Based on Doris Kearns Goodwin’s biography, “Team of Rivals: The Political Genius of Abraham Lincoln,” the film’s major throughline follows Lincoln’s fight to get the 13th Amendment to the Constitution passed, which would effectively end slavery. (Spoilers: He succeeds.) The stakes are set high, with rampant opposition to the amendment coming even from Lincoln’s cabinet as they fear abolishment of slavery would only further incite the Southern secessionists even as they near certain defeat in the Civil War. “It is either this amendment or the Confederate peace, you cannot have both,” warns William Seward (David Strathairn), Lincoln’s secretary of state.
Lincoln may be the driving force for the amendment, but Spielberg doesn’t paint him as the lone “hero.” He emphasizes that this could only have happened were it not for the “team” assembled to push it through, including Rep. Thaddeus Stevens (Tommy Lee Jones) and the trio of W.N. Bilbo (James Spader), Robert Latham (John Hawkes) and Richard Schell (Tim Blake Nelson), who were tasked with, ah, “persuading” the democratic representatives needed for passage.
The political machinations provide plenty of dramatic tension and turmoil, but what gives the film its texture is how Spielberg layers these threads with more personal moments as Abe and his wife, Mary (Sally Field) deal with the lingering sadness and survivor’s guilt regarding the death of their third son, William, as well as Abe’s interactions with his oldest and youngest sons, Robert (Joseph Gordon-Levitt) and Tad (Gulliver McGrath).
This is a portrait of Lincoln’s character and moral fortitude that is illuminated rather than a platform for delivering hard historical fact, something that makes the film far more enriching. I’m no historian and it’s been decades since I last cracked open a history book so I’m not in much of a position to comment on the historical accuracy of the events or Lincoln’s actions, but what I can say is that Spielberg crafts a film that expertly communicates the gravitas of this exceptional man.

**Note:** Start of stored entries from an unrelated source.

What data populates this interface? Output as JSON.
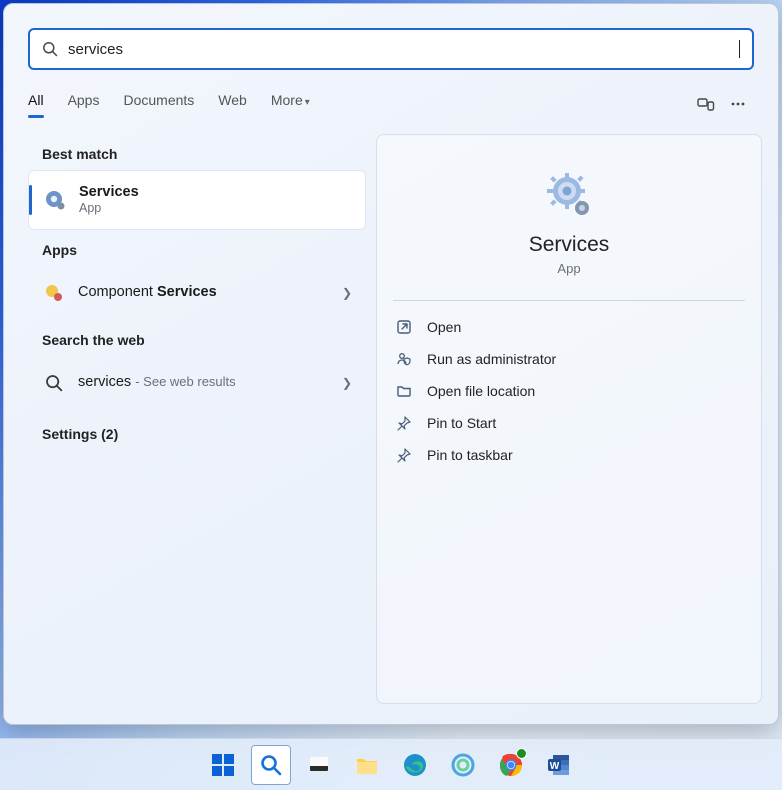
{
  "search": {
    "value": "services"
  },
  "tabs": {
    "all": "All",
    "apps": "Apps",
    "documents": "Documents",
    "web": "Web",
    "more": "More"
  },
  "sections": {
    "best_match": "Best match",
    "apps": "Apps",
    "search_web": "Search the web",
    "settings_label": "Settings (2)"
  },
  "results": {
    "best": {
      "title": "Services",
      "subtitle": "App"
    },
    "component": {
      "prefix": "Component ",
      "match": "Services"
    },
    "web": {
      "query": "services",
      "suffix": "See web results"
    }
  },
  "detail": {
    "title": "Services",
    "subtitle": "App",
    "actions": {
      "open": "Open",
      "run_admin": "Run as administrator",
      "open_loc": "Open file location",
      "pin_start": "Pin to Start",
      "pin_taskbar": "Pin to taskbar"
    }
  }
}
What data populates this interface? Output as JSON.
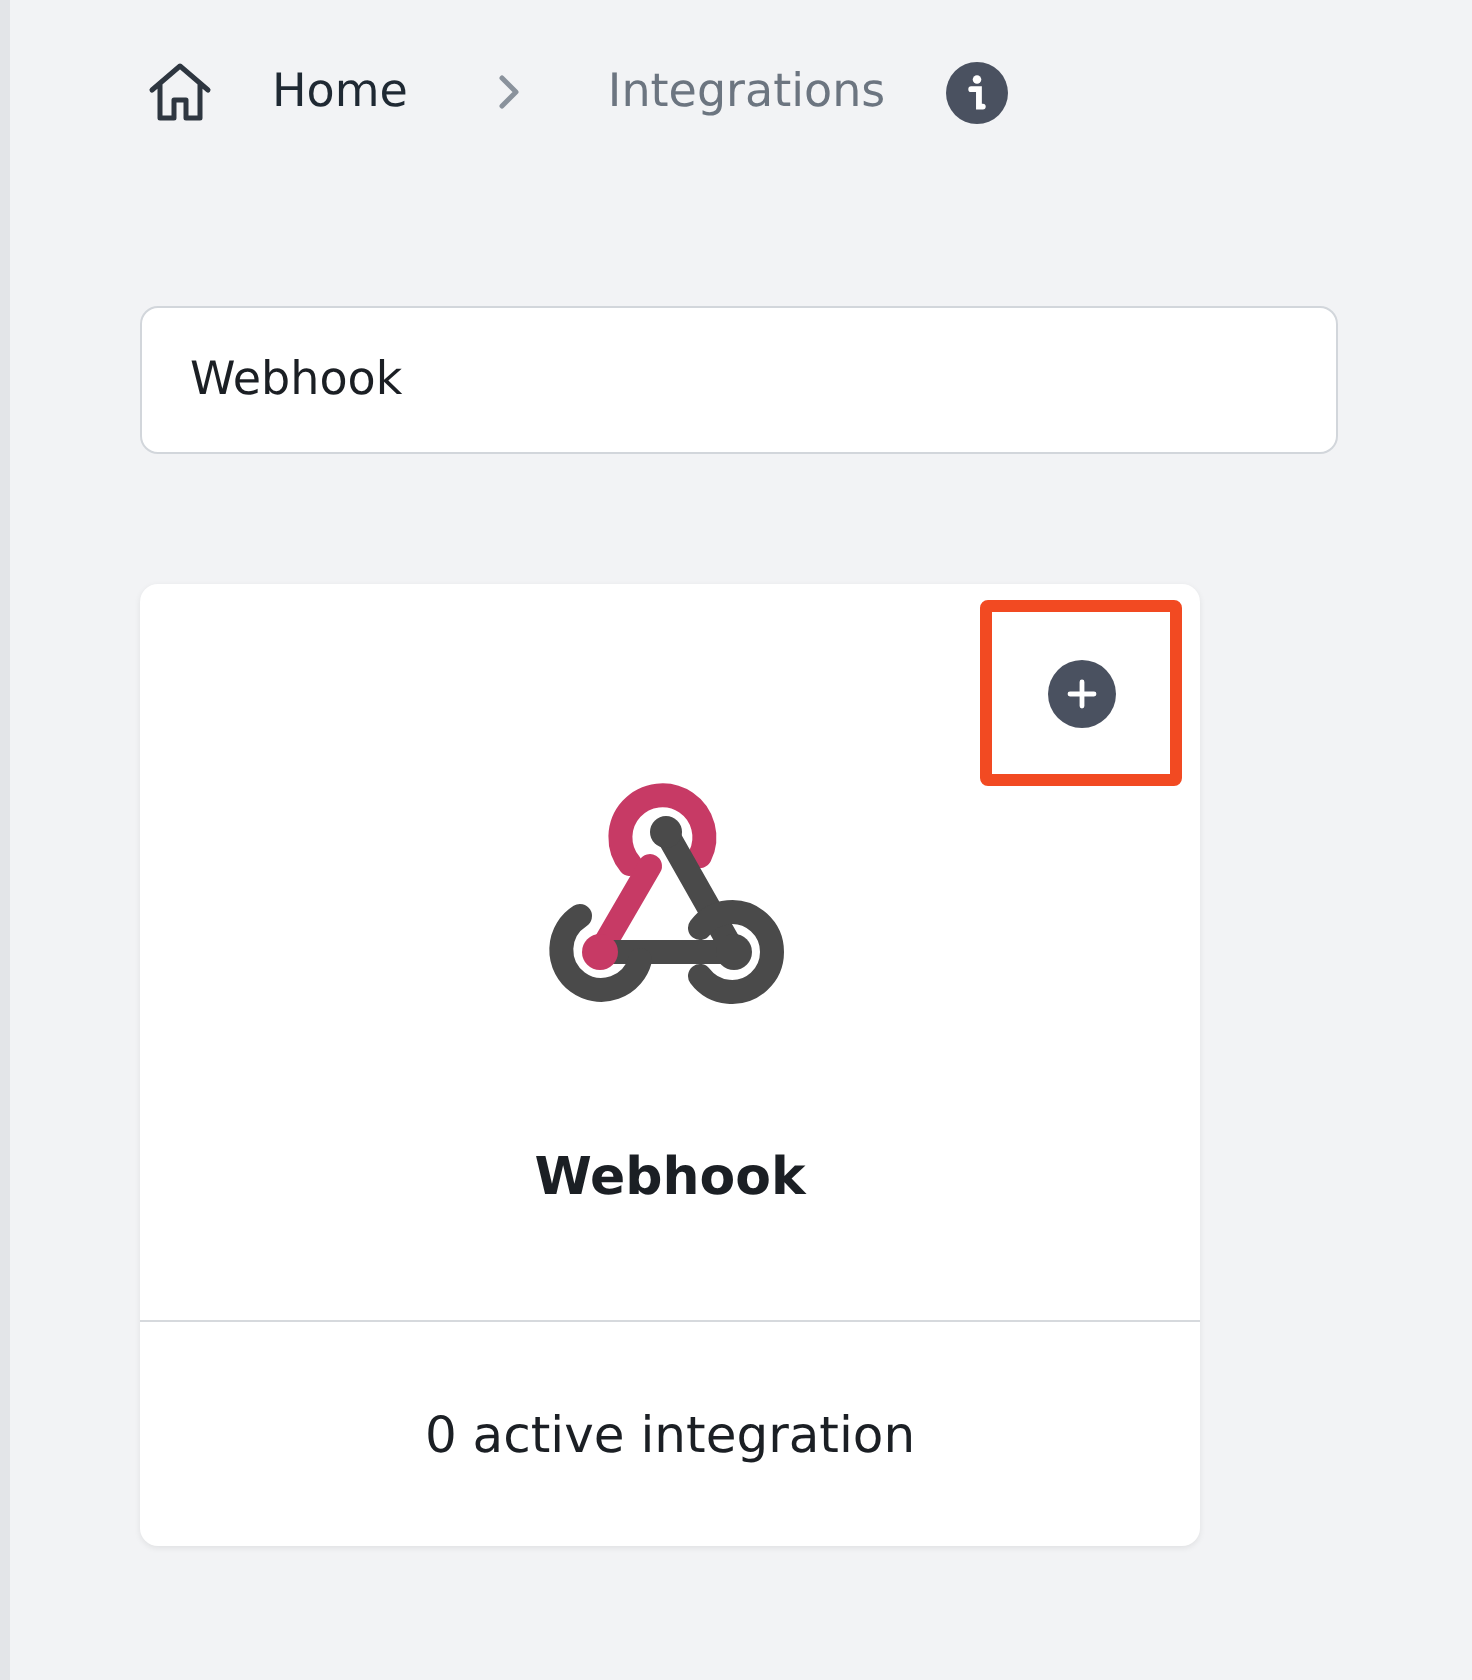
{
  "breadcrumb": [
    {
      "label": "Home",
      "kind": "home"
    },
    {
      "label": "Integrations",
      "kind": "current"
    }
  ],
  "search": {
    "value": "Webhook"
  },
  "cards": [
    {
      "title": "Webhook",
      "footer": "0 active integration",
      "add_highlighted": true
    }
  ]
}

Of course, he is able to do that in large part because of Daniel Day-Lewis’ captivating and definitive performance as Lincoln. The man has made his career over immersing himself in his roles. There are few cinematic chameleons as skilled as Lewis at disappearing into their roles, a feat he previously exercised to the fullest in “There Will Be Blood.” I’m not sure I’m ready to say his turn as Abraham Lincoln surpasses his work as Daniel Plainview, but it is, at minimum, equal, which is no small amount of praise. Lewis inhabits this role so fully that although we have no recorded footage to compare it to, it’s likely the closest we’ll come to seeing an accurate representation of the man.
This is one of our greatest actors delivering one of his greatest performances, and for that alone the film is worthy of high praise.
“Lincoln” has so much more to offer, though, thankfully, beginning especially with the magnificent supporting cast. Strathairn, Field, Spader, Nelson, Hawkes, Levitt, Jones, Jackie Earl Haley, Bruce McGill, Walton Goggins, Lee Pace and Hal Holbrook. I’m not sure it’s possible to have a better supporting cast than that. All of them are fantastic (as you’d expect), with many providing an unexpected amount of levity to their scenes as the film is often surprisingly quite funny (Spader, Nelson and Hawkes in particular help in this regard).
Additionally, this is one of Spielberg’s most visually unique films as he and longtime collaborator, cinematographer Janusz Kaminski, create a visual palette that is unlike anything I’ve seen in a Spielberg film, making it appear as though most scenes were filmed using only natural light. This results in a look that is often steeped in shadows, but it’s never dreary or overly moody.
“Lincoln” is, simply put, one of the finest films of the year and one of the finest films of Spielberg’s career. This is an enriching, illuminating look at a unique figure, the likes of which we are truly fortunate to have had leading our country.